Weidenstetter begriff schnell, dass die Anmeldung mit Irenes Namen allein nicht ausreichte.
Wenn er im gleichen Forum noch mit drei, vier anderen Identitäten präsent war, vervielfachten
sich die Möglichkeiten. Er konnte seine Geister als Unterstützer von Irene losschicken, wenn
sie mit einem Beitrag auf Widerstand stieß. Er konnte aber auch über Irene herfallen und sie
beschimpfen.

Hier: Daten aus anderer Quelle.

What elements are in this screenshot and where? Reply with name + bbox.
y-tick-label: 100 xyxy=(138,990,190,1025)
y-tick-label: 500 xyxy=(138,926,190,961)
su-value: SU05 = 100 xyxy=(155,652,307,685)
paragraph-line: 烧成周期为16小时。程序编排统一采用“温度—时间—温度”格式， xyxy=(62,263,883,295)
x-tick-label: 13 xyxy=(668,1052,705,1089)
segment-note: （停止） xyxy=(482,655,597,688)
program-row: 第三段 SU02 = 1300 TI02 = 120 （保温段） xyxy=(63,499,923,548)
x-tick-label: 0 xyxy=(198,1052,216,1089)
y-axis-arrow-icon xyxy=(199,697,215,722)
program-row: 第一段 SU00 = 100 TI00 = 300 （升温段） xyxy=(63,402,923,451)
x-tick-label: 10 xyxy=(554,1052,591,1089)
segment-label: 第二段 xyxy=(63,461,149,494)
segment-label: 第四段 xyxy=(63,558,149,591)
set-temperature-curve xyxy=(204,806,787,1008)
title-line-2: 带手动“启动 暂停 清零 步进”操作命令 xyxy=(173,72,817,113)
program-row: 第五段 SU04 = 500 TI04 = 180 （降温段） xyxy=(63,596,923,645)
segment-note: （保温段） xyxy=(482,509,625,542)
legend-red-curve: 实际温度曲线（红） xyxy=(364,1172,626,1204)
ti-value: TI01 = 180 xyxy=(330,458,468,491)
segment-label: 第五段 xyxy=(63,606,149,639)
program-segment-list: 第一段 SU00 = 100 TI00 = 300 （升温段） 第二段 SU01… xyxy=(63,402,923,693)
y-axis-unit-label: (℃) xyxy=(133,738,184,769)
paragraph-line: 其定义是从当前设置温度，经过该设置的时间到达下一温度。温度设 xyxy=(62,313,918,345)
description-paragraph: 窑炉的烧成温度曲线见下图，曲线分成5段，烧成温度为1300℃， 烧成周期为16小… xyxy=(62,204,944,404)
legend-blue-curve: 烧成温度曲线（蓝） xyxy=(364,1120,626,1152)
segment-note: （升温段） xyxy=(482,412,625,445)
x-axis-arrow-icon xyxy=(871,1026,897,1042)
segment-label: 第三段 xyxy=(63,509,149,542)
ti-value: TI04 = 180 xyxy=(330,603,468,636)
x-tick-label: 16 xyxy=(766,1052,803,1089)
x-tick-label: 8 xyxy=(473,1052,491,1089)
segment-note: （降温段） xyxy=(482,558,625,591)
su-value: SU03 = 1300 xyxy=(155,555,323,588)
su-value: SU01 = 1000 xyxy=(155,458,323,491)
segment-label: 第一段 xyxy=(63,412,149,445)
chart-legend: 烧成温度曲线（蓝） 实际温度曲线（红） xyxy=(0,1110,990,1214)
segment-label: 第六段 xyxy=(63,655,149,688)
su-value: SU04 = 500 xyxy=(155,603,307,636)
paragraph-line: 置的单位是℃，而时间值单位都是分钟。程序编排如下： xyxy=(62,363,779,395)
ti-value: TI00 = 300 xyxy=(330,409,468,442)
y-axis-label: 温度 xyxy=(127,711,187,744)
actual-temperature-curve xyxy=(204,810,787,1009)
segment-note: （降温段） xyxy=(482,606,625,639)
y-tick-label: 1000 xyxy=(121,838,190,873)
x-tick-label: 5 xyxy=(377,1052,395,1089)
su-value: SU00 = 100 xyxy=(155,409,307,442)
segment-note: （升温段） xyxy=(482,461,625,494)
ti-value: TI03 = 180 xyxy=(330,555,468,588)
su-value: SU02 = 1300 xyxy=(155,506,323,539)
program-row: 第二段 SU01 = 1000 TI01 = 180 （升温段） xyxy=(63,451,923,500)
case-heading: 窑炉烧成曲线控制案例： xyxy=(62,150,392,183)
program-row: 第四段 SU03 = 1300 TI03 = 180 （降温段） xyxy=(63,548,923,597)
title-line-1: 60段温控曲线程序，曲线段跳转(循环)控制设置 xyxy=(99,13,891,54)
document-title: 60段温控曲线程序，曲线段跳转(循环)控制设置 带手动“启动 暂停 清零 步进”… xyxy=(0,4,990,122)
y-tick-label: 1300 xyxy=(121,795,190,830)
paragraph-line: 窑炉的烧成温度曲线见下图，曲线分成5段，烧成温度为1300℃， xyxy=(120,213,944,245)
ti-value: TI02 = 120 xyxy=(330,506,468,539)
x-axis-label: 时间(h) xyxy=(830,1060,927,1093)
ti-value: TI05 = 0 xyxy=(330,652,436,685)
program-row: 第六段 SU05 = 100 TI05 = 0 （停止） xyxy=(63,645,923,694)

Mit dem einen Account bezweifelte er, dass Irene im wirklichen Leben existierte,
mit einem anderen behaupte er, eine gute Freundin von Irene Weidenstetter zu sein und dass
sie ein ganz feiner Mensch sei. So war dann auch gleich Irenes voller Name für die
Suchmaschinen auffindbar. Wer nach ihr suchte, fand jetzt auch ihre seltsamen Beiträge im
Katzenforum.
Aber die Katzen waren ja auch nur der Anfang. Es gab noch viel spannendere Plattformen.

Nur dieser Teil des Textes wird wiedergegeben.